The truth is that the blue chips matter little for professional money managers these days. But 120 years after its creation, the widely watched benchmark still does a good job explaining what’s happening in the U.S. stock market. And it’s still the measure of the market that many retail investors use, experts say.
Other market barometers, namely the S&P 500, have become more ensconced on Wall Street over the years. Market prognosticators almost always set their predictions in terms of the S&P 500, for instance, and fund managers seldom measure their performance against the Dow, a concentrated blend of just 30 stocks.
Stride For Stride
The correlation between the Dow and the S&P 500 over rolling 30-day periods has averaged 0.94 over the past 20 years, according to WSJ Market Data Group. That’s a very close match for a measure that runs between 1 to -1, where 1 means perfect unison and -1 means perfect opposition.
Some pros say they can can divine useful observations from the Dow. John Kosar, director of research at Asbury Research, a technical analysis firm in Schaumburg, Ill., observed last year that the Dow Industrials darted higher before many other indexes, prompting him to slap a bullish 20400 target on the blue chips in April 2016.
“Is the Dow the first benchmark I look at?

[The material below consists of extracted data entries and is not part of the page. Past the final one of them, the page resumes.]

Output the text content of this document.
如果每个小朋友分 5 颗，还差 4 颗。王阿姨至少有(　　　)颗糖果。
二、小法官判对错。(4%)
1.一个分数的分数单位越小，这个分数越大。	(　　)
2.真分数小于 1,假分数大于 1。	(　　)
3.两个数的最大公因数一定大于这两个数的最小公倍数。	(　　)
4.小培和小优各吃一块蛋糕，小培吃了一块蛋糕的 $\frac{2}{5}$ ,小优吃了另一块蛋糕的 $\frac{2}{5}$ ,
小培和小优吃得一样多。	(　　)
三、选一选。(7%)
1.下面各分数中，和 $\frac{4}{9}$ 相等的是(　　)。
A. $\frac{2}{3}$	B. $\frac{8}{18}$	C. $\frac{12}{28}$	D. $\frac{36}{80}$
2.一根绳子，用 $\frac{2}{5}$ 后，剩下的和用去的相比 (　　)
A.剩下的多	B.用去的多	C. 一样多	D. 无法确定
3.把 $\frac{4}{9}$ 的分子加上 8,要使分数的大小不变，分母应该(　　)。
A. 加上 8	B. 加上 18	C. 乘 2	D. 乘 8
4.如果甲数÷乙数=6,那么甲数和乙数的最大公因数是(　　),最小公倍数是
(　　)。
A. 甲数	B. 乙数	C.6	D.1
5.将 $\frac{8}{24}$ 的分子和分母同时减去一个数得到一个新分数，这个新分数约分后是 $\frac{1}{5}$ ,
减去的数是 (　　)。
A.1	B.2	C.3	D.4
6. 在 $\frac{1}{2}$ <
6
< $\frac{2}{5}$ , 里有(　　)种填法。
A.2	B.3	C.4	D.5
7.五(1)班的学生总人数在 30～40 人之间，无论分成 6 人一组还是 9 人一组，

No,” Mr. Kosar said “It’s more emblematic of the market to retail or casual investors. It’s a brand name, like Chevrolet.”
He was watching for a Dow move much higher than 20000 to indicate that it could be nearing time to prune gains and last week closed his bullish call on benchmark.
“All the people on financial television will put on hats and pop corks,” Mr. Kosar said. “For mom and pop that have their money in IRAs it’s like somebody waving a flag in front of a bull – they can see it, and people talk about it around the water cooler.”